In Brief

Hundreds of French Artists Rebuke Rapprochement from Marine Le Pen

Marine Le Pen during a Front National rally in 2012 (photo by Blandine Le Cain/Wikimedia Commons)
Marine Le Pen during a Front National rally in 2012 (photo by Blandine Le Cain/Wikimedia Commons)

Marine Le Pen, the candidate for the far-right Front National party in the Nord-Pas-de-Calais-Picardie region in France’s upcoming regional elections (and the party’s presidential candidate in 2012), recently extended an olive branch of sorts to the area’s artists.

“I wanted to speak directly to you to tell you how much, as artists, you count in my eyes for the region, its bustling cultural life, and the creative effervescence that it fuels,” she wrote in a statement last week. “I know how much artistic creation contributes to national pride and even international pride in a great region like ours in the center of Europe …. No form of art must be neglected, in my view. Each artist must be respected …. Our regional plan is intended to help artists create with total independence while privileging freedom and talent over commercial interests.”
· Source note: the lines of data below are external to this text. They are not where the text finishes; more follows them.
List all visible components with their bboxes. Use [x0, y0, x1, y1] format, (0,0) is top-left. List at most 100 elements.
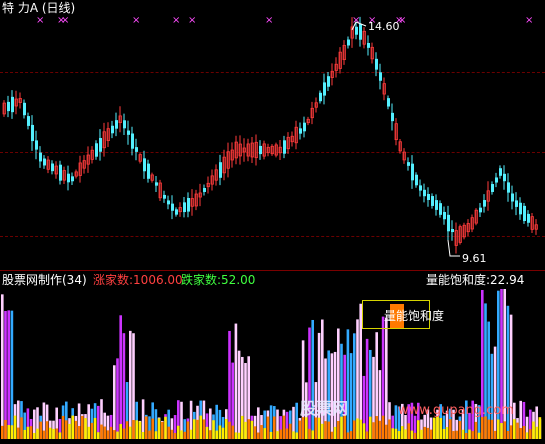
candle-body — [259, 145, 262, 155]
saturation-bar — [263, 428, 266, 439]
candle-body — [31, 124, 34, 142]
candle-body — [359, 23, 362, 40]
indicator-chart[interactable] — [0, 271, 545, 444]
candle-body — [175, 209, 178, 215]
saturation-bar — [525, 432, 529, 439]
candle-body — [495, 177, 498, 183]
saturation-bar — [442, 428, 446, 439]
saturation-bar — [493, 430, 497, 439]
volume-bar — [10, 310, 14, 439]
saturation-bar — [487, 419, 490, 439]
saturation-bar — [301, 417, 305, 439]
candle-body — [511, 193, 514, 202]
saturation-bar — [484, 416, 487, 439]
saturation-bar — [113, 430, 116, 439]
saturation-bar — [513, 419, 516, 439]
saturation-bar — [273, 416, 276, 439]
candle-body — [143, 158, 146, 172]
candle-body — [11, 96, 14, 113]
saturation-bar — [237, 432, 241, 439]
saturation-bar — [426, 427, 430, 439]
low-price-label: 9.61 — [462, 252, 487, 265]
volume-bar — [113, 365, 116, 439]
candle-body — [99, 138, 102, 152]
saturation-bar — [138, 421, 142, 439]
saturation-bar — [225, 418, 228, 439]
candle-body — [527, 213, 530, 223]
saturation-bar — [477, 432, 481, 439]
volume-bar — [308, 327, 311, 439]
saturation-bar — [141, 431, 145, 439]
saturation-bar — [164, 416, 167, 439]
saturation-bar — [55, 428, 58, 439]
saturation-bar — [45, 421, 49, 439]
saturation-bar — [308, 428, 311, 439]
candlestick-chart[interactable]: × ×× × × × × × × ×× × — [0, 0, 545, 270]
saturation-bar — [413, 432, 417, 439]
candle-body — [71, 176, 74, 182]
volume-bar — [385, 317, 388, 439]
candle-body — [479, 207, 482, 213]
saturation-bar — [132, 420, 135, 439]
saturation-bar — [490, 419, 494, 439]
saturation-bar — [362, 423, 366, 439]
saturation-bar — [535, 426, 538, 439]
candle-body — [127, 130, 130, 135]
saturation-bar — [167, 426, 170, 439]
saturation-bar — [87, 426, 90, 439]
saturation-bar — [52, 428, 55, 439]
saturation-bar — [266, 416, 270, 439]
saturation-bar — [125, 421, 129, 439]
saturation-bar — [250, 420, 254, 439]
candle-body — [367, 42, 370, 48]
signal-marker: × — [172, 15, 180, 26]
saturation-bar — [17, 427, 20, 439]
saturation-bar — [61, 415, 65, 439]
saturation-bar — [356, 418, 359, 439]
saturation-bar — [29, 426, 33, 439]
saturation-bar — [186, 421, 190, 439]
candle-body — [411, 163, 414, 181]
candle-body — [327, 76, 330, 87]
candle-body — [419, 185, 422, 191]
volume-bar — [349, 353, 353, 439]
saturation-bar — [282, 415, 286, 439]
saturation-bar — [314, 417, 318, 439]
candle-body — [391, 112, 394, 122]
legend-label: 量能饱和度 — [384, 309, 445, 323]
candle-body — [387, 98, 390, 107]
saturation-bar — [26, 426, 30, 439]
volume-bar — [506, 305, 510, 439]
saturation-bar — [445, 427, 449, 439]
saturation-bar — [407, 423, 410, 439]
candle-body — [427, 193, 430, 201]
saturation-bar — [231, 425, 234, 439]
saturation-bar — [247, 419, 250, 439]
saturation-bar — [65, 420, 68, 439]
signal-marker: × — [132, 15, 140, 26]
saturation-bar — [93, 417, 97, 439]
indicator-panel[interactable]: 股票网制作(34) 涨家数:1006.00 跌家数:52.00 量能饱和度:22… — [0, 271, 545, 444]
saturation-bar — [218, 425, 222, 439]
saturation-bar — [212, 420, 215, 439]
low-pointer — [447, 239, 460, 257]
volume-bar — [321, 319, 324, 439]
volume-bar — [116, 358, 119, 439]
candle-body — [111, 125, 114, 134]
indicator-title: 股票网制作(34) — [2, 273, 87, 287]
saturation-bar — [509, 425, 513, 439]
saturation-bar — [71, 415, 74, 439]
price-chart-panel[interactable]: 特 力A (日线) × × × × × × × × × × × × 14.60 9.61 — [0, 0, 545, 270]
saturation-bar — [410, 430, 414, 439]
saturation-bar — [532, 421, 535, 439]
saturation-bar — [503, 421, 506, 439]
volume-bar — [1, 294, 4, 439]
saturation-bar — [42, 430, 46, 439]
candle-body — [407, 162, 410, 166]
watermark-logo-text: 股票网 — [300, 399, 349, 418]
saturation-bar — [471, 431, 474, 439]
volume-bar — [7, 310, 10, 439]
volume-bar — [129, 330, 132, 439]
signal-marker: × — [36, 15, 44, 26]
saturation-label: 量能饱和度:22.94 — [426, 273, 525, 287]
In an open letter published Monday, hundreds of French artists rejected her overtures and her party’s politics as inherently poisonous to freedom, artistic and otherwise. “That you are taking the time to write to artists just a few days after the terrorist attacks that struck at our values and ways of life gives us no illusions about your intentions toward us,” the letter begins. “Everything is incompatible between us and only traitors and the gullible will believe for a moment that creative freedom has any meaning for your party.”
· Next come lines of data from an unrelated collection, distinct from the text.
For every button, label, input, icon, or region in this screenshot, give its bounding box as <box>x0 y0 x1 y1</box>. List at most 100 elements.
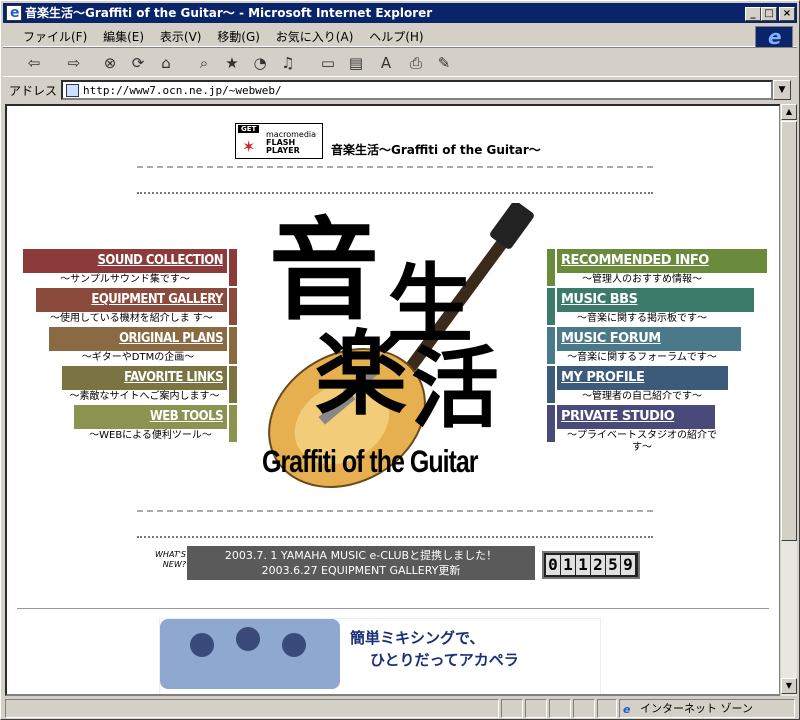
nav-recommended-info[interactable]: RECOMMENDED INFO <box>557 249 767 273</box>
vertical-scrollbar[interactable]: ▲ ▼ <box>780 104 797 696</box>
badge-flash-player: FLASH PLAYER <box>266 139 300 155</box>
status-pane <box>525 699 547 718</box>
browser-window: 音楽生活〜Graffiti of the Guitar〜 - Microsoft… <box>0 0 800 720</box>
nav-music-bbs[interactable]: MUSIC BBS <box>557 288 754 312</box>
nav-equipment-gallery[interactable]: EQUIPMENT GALLERY <box>36 288 227 312</box>
nav-subtitle: 〜プライベートスタジオの紹介で す〜 <box>567 430 717 453</box>
status-text <box>5 699 499 718</box>
toolbar: ⇦ ⇨ ⊗ ⟳ ⌂ ⌕ ★ ◔ ♫ ▭ ▤ A ⎙ ✎ <box>3 47 797 77</box>
get-flash-player-badge[interactable]: GET ✶ macromedia FLASH PLAYER <box>235 123 323 159</box>
history-icon[interactable]: ◔ <box>249 52 271 74</box>
minimize-button[interactable]: _ <box>745 7 761 21</box>
address-input[interactable]: http://www7.ocn.ne.jp/~webweb/ <box>61 80 773 100</box>
status-pane <box>597 699 617 718</box>
page-icon <box>66 84 79 97</box>
close-button[interactable]: × <box>779 7 795 21</box>
nav-original-plans[interactable]: ORIGINAL PLANS <box>49 327 227 351</box>
nav-accent-bar <box>229 366 237 403</box>
title-bar: 音楽生活〜Graffiti of the Guitar〜 - Microsoft… <box>3 3 797 23</box>
logo-tagline: Graffiti of the Guitar <box>262 444 478 480</box>
menu-help[interactable]: ヘルプ(H) <box>363 25 429 48</box>
status-pane <box>501 699 523 718</box>
whats-new-label: WHAT'S NEW? <box>155 550 186 569</box>
nav-accent-bar <box>547 327 555 364</box>
address-label: アドレス <box>9 84 58 98</box>
pad-button-icon <box>282 633 306 657</box>
menu-bar: ファイル(F) 編集(E) 表示(V) 移動(G) お気に入り(A) ヘルプ(H… <box>3 25 797 47</box>
menu-edit[interactable]: 編集(E) <box>97 25 150 48</box>
pad-button-icon <box>236 627 260 651</box>
nav-accent-bar <box>229 327 237 364</box>
news-item: 2003.6.27 EQUIPMENT GALLERY更新 <box>261 564 461 577</box>
zone-label: インターネット ゾーン <box>640 702 753 715</box>
news-item: 2003.7. 1 YAMAHA MUSIC e-CLUBと提携しました！ <box>224 549 498 562</box>
counter-digit: 0 <box>546 555 560 575</box>
address-dropdown-icon[interactable]: ▼ <box>773 80 791 100</box>
scroll-up-icon[interactable]: ▲ <box>781 104 797 120</box>
pad-button-icon <box>190 633 214 657</box>
font-icon[interactable]: A <box>375 52 397 74</box>
channels-icon[interactable]: ▤ <box>345 52 367 74</box>
counter-digit: 1 <box>561 555 575 575</box>
maximize-button[interactable]: □ <box>761 7 777 21</box>
nav-music-forum[interactable]: MUSIC FORUM <box>557 327 741 351</box>
nav-accent-bar <box>547 288 555 325</box>
nav-accent-bar <box>547 249 555 286</box>
nav-subtitle: 〜サンプルサウンド集です〜 <box>60 274 190 285</box>
banner-line2: ひとりだってアカペラ <box>370 651 519 669</box>
nav-subtitle: 〜音楽に関するフォーラムです〜 <box>567 352 717 363</box>
nav-subtitle: 〜素敵なサイトへご案内します〜 <box>69 391 220 402</box>
logo-kanji-on: 音 <box>269 206 379 335</box>
nav-subtitle: 〜使用している機材を紹介しま す〜 <box>50 313 213 324</box>
status-zone: e インターネット ゾーン <box>619 699 795 718</box>
status-bar: e インターネット ゾーン <box>3 698 797 719</box>
logo-kanji-raku: 楽 <box>315 320 408 428</box>
ie-page-icon <box>6 3 22 23</box>
menu-view[interactable]: 表示(V) <box>154 25 208 48</box>
scroll-down-icon[interactable]: ▼ <box>781 678 797 694</box>
nav-subtitle: 〜管理人のおすすめ情報〜 <box>582 274 702 285</box>
nav-sound-collection[interactable]: SOUND COLLECTION <box>23 249 227 273</box>
address-bar: アドレス http://www7.ocn.ne.jp/~webweb/ ▼ <box>3 79 797 101</box>
nav-my-profile[interactable]: MY PROFILE <box>557 366 728 390</box>
scroll-thumb[interactable] <box>781 121 797 541</box>
favorites-icon[interactable]: ★ <box>221 52 243 74</box>
internet-zone-icon: e <box>623 703 631 716</box>
nav-accent-bar <box>547 405 555 442</box>
yamaha-banner[interactable]: 簡単ミキシングで、 ひとりだってアカペラ <box>159 618 601 694</box>
edit-icon[interactable]: ✎ <box>433 52 455 74</box>
counter-digit: 2 <box>591 555 605 575</box>
flash-logo-icon: ✶ <box>242 137 256 156</box>
nav-favorite-links[interactable]: FAVORITE LINKS <box>62 366 227 390</box>
logo-kanji-katsu: 活 <box>411 336 500 440</box>
nav-accent-bar <box>229 405 237 442</box>
ie-throbber-icon <box>755 25 793 49</box>
graffiti-divider-bottom <box>137 510 653 538</box>
nav-subtitle: 〜ギターやDTMの企画〜 <box>81 352 195 363</box>
menu-file[interactable]: ファイル(F) <box>17 25 93 48</box>
menu-favorites[interactable]: お気に入り(A) <box>270 25 360 48</box>
back-icon[interactable]: ⇦ <box>23 52 45 74</box>
nav-accent-bar <box>229 249 237 286</box>
window-title: 音楽生活〜Graffiti of the Guitar〜 - Microsoft… <box>25 6 433 20</box>
counter-digit: 5 <box>606 555 620 575</box>
news-box: 2003.7. 1 YAMAHA MUSIC e-CLUBと提携しました！ 20… <box>187 546 535 580</box>
nav-accent-bar <box>229 288 237 325</box>
print-icon[interactable]: ⎙ <box>405 52 427 74</box>
site-title: 音楽生活〜Graffiti of the Guitar〜 <box>331 143 541 157</box>
fullscreen-icon[interactable]: ▭ <box>317 52 339 74</box>
refresh-icon[interactable]: ⟳ <box>127 52 149 74</box>
home-icon[interactable]: ⌂ <box>155 52 177 74</box>
media-icon[interactable]: ♫ <box>277 52 299 74</box>
nav-private-studio[interactable]: PRIVATE STUDIO <box>557 405 715 429</box>
forward-icon[interactable]: ⇨ <box>63 52 85 74</box>
counter-digit: 1 <box>576 555 590 575</box>
badge-get: GET <box>238 125 260 133</box>
menu-go[interactable]: 移動(G) <box>211 25 266 48</box>
search-icon[interactable]: ⌕ <box>193 52 215 74</box>
banner-line1: 簡単ミキシングで、 <box>350 629 485 647</box>
nav-accent-bar <box>547 366 555 403</box>
nav-web-tools[interactable]: WEB TOOLS <box>74 405 227 429</box>
counter-digit: 9 <box>621 555 635 575</box>
stop-icon[interactable]: ⊗ <box>99 52 121 74</box>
The open letter has accrued over 800 signatures, with more artists adding their names every day. As of this writing they include Abel Abdessemed, Kader Attia, Julien Bismuth, Daniel Buren, Raymond Depardon, Orlan, and Philippe Petit.
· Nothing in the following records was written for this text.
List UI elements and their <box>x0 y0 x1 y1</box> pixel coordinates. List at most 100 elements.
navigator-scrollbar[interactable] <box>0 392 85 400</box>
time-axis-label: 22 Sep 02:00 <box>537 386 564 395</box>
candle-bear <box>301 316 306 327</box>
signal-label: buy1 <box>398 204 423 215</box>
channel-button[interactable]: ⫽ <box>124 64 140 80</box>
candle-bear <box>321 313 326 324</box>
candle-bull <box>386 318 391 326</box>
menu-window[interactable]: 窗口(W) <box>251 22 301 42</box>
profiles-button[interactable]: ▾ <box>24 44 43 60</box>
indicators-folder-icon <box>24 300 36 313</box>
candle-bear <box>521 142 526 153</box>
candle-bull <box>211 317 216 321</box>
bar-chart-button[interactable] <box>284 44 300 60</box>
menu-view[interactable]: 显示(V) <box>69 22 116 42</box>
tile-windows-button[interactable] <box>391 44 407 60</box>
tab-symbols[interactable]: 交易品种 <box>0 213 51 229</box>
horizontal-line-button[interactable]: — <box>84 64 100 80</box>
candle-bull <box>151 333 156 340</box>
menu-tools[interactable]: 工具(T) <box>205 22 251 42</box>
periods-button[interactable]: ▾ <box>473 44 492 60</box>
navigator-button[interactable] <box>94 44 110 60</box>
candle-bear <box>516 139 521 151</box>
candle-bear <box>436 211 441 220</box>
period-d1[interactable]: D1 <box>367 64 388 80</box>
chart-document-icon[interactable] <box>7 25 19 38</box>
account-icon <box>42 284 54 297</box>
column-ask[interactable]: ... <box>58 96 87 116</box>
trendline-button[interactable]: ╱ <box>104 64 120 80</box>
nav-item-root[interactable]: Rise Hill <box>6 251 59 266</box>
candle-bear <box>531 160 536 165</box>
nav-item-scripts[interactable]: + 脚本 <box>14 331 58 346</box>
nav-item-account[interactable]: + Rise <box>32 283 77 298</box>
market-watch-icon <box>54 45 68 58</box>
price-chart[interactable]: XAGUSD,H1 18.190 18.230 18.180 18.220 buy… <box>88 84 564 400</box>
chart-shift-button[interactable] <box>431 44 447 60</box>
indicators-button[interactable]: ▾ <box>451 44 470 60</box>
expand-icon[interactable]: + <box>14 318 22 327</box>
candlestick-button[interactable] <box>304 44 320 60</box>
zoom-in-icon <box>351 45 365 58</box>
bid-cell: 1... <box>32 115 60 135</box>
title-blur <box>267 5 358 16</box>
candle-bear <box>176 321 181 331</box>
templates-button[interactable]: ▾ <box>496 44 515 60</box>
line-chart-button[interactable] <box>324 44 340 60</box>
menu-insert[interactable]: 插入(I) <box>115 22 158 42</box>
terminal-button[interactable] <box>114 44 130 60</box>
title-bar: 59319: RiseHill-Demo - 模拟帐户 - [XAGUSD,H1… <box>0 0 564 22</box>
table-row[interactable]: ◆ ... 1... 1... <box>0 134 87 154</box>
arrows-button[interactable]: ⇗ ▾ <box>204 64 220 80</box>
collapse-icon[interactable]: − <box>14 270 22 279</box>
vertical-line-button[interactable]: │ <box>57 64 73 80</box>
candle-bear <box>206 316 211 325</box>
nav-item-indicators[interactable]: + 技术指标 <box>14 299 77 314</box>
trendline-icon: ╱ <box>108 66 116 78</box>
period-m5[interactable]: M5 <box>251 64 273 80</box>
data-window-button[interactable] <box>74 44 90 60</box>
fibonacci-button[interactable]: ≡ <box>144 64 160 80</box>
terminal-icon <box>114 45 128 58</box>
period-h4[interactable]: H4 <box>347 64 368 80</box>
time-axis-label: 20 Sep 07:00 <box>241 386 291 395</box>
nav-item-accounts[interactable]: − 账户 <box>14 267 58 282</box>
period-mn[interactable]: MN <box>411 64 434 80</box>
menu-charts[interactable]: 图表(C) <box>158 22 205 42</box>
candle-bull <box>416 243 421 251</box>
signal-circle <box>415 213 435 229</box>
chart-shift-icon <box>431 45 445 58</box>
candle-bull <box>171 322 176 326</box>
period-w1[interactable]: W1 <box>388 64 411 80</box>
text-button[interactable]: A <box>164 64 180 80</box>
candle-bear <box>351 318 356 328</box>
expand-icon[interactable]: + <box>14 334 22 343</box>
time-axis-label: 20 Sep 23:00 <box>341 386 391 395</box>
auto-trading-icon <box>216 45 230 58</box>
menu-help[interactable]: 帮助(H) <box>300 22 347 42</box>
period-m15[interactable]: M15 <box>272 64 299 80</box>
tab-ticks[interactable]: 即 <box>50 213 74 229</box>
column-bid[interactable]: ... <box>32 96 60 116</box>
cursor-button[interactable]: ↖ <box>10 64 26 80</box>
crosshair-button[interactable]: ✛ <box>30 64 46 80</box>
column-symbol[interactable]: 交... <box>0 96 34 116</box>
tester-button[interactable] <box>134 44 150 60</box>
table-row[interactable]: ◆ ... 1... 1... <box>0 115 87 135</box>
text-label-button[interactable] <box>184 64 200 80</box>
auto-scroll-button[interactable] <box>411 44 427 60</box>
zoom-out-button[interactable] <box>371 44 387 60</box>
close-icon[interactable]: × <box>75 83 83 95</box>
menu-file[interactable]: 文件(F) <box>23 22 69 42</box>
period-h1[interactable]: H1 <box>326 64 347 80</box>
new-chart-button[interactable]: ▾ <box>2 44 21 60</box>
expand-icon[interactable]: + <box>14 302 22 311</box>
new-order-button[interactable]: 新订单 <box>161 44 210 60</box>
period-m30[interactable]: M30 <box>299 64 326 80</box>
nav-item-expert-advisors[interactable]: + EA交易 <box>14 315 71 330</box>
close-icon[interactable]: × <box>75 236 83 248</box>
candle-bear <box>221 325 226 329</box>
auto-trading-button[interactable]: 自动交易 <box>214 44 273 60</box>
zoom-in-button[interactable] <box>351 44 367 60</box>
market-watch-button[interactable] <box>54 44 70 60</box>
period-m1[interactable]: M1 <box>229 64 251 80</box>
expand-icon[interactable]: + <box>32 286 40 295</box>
The interior of the FRAC Nord-Pas de Calais in Dunkerke (photo by JoJan/Wikimedia Commons)
The interior of the FRAC Nord-Pas de Calais in Dunkerke (photo by JoJan/Wikimedia Commons) (click to enlarge)

In her statement to artists in her region, Le Pen put forth a plan to replace the Nord-Pas de Calais branch of the Fonds Régionaux d’Art Contemporain (FRAC) — a nationwide network of 23 nonprofit contemporary art spaces — with live-work artist residency programs. “We wish to break from the logic of the FRACs, which, we believe, too often favors the commercial channels while forgetting about proper artistic creation,” she wrote. “Our key measure will be the creation of artists’ incubators throughout the region. These sites, which we will conceive together, will be organized as pleasant live-work spaces where exchanges can take place.”

The president of the FRAC Nord-Pas de Calais, not coincidentally, is socialist politician and former French Minister of Culture Jack Lang, an outspoken critic of Le Pen and her party. The Front National is expected to make major gains in France’s upcoming regional elections, the first round of which will take place on Sunday, in part due to a sharp rise in Islamophobic and patriotic sentiment following last month’s terror attacks in Paris.

The artists’ letter rebuking Le Pen’s statement (translated by the author) reads in full:

Madame,

That you are taking the time to write to artists just a few days after the terrorist attacks that struck at our values and ways of life gives us no illusions about your intentions toward us. Everything is incompatible between us and only traitors and the gullible will believe for a moment that creative freedom has any meaning for your party.

Don’t imagine for a second that we are not aware that our society suffers from miserable morale and that the victims of November 13 demand justice. The difference is that you envision “cleaning up” our country and restoring its capacity for courage and audacity by closing doors and windows, while we believe the opposite, that we must open them to air out our spirits, which are so troubled as to see in you a remedy.

We work and create in France, but here, as elsewhere, freedom to create begins with openness to the other, he or she who is not me but equal to me, no matter his or her skin color, nationality, or religion.